James Clemens, an assistant professor of biochemistry, found that a gene called VAPB is responsible for transporting certain proteins to their proper places along neurons. When the gene is mutated or deleted, these proteins are unable to make it to locations in neurons where their function is critically required.
ALS causes neurons to die, slowly eliminating voluntary muscle control and eventually causing death in about five out of 100,000 people worldwide, according to the National Institutes of Health. About 90 percent of the cases are considered sporadic, with no known risk factor. The other 10 percent is due to an inherited genetic defect.
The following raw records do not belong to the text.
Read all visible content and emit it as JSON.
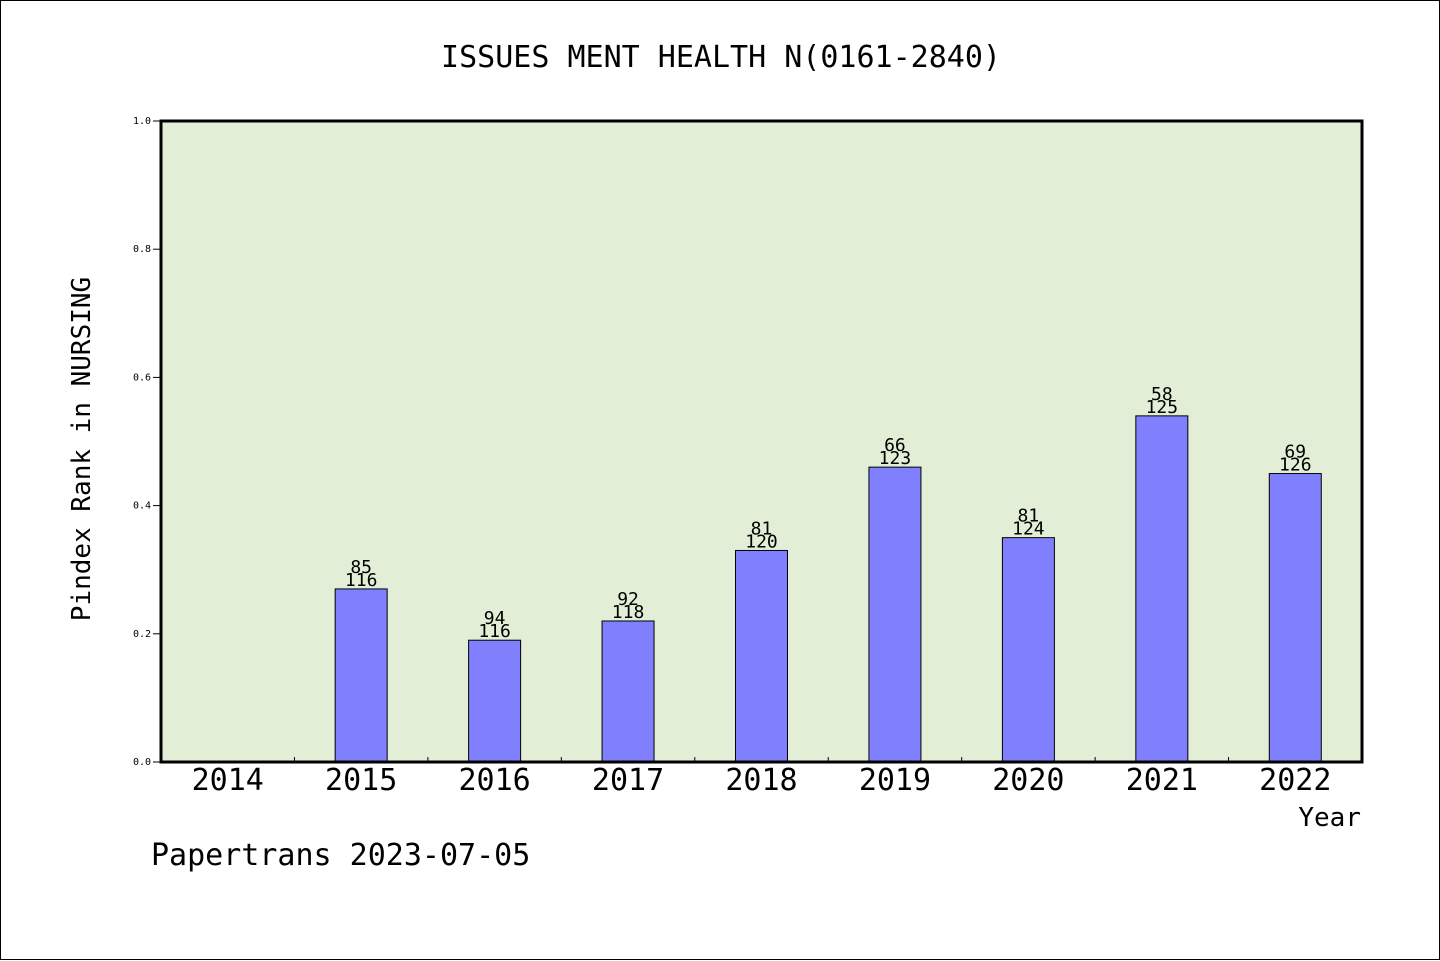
{
  "chart_data": {
    "type": "bar",
    "title": "ISSUES MENT HEALTH N(0161-2840)",
    "xlabel": "Year",
    "ylabel": "Pindex Rank in NURSING",
    "ylim": [
      0.0,
      1.0
    ],
    "yticks": [
      "0.0",
      "0.2",
      "0.4",
      "0.6",
      "0.8",
      "1.0"
    ],
    "categories": [
      "2014",
      "2015",
      "2016",
      "2017",
      "2018",
      "2019",
      "2020",
      "2021",
      "2022"
    ],
    "values": [
      null,
      0.27,
      0.19,
      0.22,
      0.33,
      0.46,
      0.35,
      0.54,
      0.45
    ],
    "label_top": [
      "",
      "85",
      "94",
      "92",
      "81",
      "66",
      "81",
      "58",
      "69"
    ],
    "label_bottom": [
      "",
      "116",
      "116",
      "118",
      "120",
      "123",
      "124",
      "125",
      "126"
    ],
    "legend": "none",
    "grid": false
  },
  "footer": {
    "credit": "Papertrans 2023-07-05"
  },
  "colors": {
    "plot_background": "#e2efd6",
    "bar_fill": "#8080ff",
    "bar_stroke": "#000000"
  }
}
Clemens studied the VAPB gene, which, when mutated, causes a portion of the disease's genetic versions. Using Drosophila, or the fruit fly, as a model, his laboratory determined that VAPB is critical to delivering a cell surface receptor called Dscam — Down syndrome cell adhesion molecule — to the neuron's axons.
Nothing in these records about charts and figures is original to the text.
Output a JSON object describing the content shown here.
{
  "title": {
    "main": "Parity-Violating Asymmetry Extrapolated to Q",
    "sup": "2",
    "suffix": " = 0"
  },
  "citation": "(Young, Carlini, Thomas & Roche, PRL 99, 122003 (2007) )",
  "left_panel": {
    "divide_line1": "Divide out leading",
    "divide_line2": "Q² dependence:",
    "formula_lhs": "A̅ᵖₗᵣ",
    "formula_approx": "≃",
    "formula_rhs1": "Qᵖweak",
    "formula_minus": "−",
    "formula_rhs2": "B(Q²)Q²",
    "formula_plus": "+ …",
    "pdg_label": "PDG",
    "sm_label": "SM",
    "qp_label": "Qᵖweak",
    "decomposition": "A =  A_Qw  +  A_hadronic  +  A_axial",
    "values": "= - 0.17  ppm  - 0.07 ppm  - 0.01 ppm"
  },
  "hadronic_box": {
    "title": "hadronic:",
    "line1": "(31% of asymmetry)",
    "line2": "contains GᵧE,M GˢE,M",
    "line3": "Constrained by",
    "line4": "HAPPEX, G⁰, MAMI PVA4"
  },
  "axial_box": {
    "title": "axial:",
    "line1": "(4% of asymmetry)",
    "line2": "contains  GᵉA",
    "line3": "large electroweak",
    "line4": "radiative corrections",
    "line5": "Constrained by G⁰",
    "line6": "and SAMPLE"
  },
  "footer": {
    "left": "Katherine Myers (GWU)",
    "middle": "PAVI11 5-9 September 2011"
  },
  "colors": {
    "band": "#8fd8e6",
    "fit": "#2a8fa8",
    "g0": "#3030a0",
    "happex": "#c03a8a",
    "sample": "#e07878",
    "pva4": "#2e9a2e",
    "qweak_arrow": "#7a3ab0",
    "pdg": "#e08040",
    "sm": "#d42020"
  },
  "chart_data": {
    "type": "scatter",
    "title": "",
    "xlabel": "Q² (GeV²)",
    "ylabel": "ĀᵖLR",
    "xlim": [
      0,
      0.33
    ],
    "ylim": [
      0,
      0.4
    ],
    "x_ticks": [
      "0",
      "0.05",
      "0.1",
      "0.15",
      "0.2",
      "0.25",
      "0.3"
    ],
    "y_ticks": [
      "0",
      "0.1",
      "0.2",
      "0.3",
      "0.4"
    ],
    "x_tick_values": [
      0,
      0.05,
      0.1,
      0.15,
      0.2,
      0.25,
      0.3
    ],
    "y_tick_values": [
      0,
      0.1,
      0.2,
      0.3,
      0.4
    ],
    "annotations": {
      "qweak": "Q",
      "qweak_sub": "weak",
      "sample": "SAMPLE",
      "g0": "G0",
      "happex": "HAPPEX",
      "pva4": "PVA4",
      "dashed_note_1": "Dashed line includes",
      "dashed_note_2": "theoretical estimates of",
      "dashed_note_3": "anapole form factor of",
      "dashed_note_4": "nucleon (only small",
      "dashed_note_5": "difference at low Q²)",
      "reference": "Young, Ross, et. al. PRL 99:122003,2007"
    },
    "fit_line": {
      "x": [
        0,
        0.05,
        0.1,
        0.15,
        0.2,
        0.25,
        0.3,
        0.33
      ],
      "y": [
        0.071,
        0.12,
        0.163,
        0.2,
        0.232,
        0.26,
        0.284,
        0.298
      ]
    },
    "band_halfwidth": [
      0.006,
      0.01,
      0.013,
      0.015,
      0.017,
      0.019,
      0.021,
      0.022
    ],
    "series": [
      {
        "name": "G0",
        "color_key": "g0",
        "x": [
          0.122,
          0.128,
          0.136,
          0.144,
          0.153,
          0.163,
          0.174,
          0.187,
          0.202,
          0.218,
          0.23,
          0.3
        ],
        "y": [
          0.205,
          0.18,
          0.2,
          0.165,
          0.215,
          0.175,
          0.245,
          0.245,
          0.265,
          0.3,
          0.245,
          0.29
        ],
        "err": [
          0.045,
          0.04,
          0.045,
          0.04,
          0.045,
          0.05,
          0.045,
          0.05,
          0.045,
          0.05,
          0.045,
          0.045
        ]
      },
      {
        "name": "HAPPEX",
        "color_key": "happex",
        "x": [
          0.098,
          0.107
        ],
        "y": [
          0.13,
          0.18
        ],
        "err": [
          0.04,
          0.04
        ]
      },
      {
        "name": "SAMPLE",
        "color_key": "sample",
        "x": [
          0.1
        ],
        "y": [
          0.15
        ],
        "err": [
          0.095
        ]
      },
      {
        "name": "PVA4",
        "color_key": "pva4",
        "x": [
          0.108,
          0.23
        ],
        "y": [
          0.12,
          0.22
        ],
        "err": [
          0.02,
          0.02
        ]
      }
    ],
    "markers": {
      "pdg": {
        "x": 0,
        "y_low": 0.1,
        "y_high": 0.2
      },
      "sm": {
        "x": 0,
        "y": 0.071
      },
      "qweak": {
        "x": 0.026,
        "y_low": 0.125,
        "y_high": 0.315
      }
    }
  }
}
"VAPB is important for the trafficking of Dscam and potentially other cell surface receptors down axons," says Clemens, whose findings were published in The Journal of Neuroscience. "This may be the reason why people with mutations of VAPB develop ALS."
Dscam is important for proper neural function. When communication between neurons is disrupted, they undergo programmed cell death. If a neuron dies, it disrupts the signaling chain from the brain to muscles, which results in neurodegenerative diseases, Clemens says.
"Neurons are all connected. The axon of one neuron sends signals to the dendrites of the next neuron in the circuit." Clemens says. "If Dscam and other receptors are not delivered to their proper locations in axons, then the connections between axons and dendrites are destabilized, resulting in neuron degeneration."
In experiments using the Drosophila version of VAPB, the loss of the gene eliminated the amount of Dscam found around the axons of neural cells.
"These findings expand our understanding of the normal cellular functions of VAPB and uncover new molecular mechanisms that potentially underlie the development of ALS," Clemens says. "We hope that our discovery in fruit flies will ultimately lead to the development of new clinical strategies to detect, treat or prevent ALS."
Clemens says it would be important to understand the functions of proteins that VAPB directs to a neuron's axons. His work was funded by the Klingenstein Foundation, the ALS Association and the Canadian Institutes of Health Research.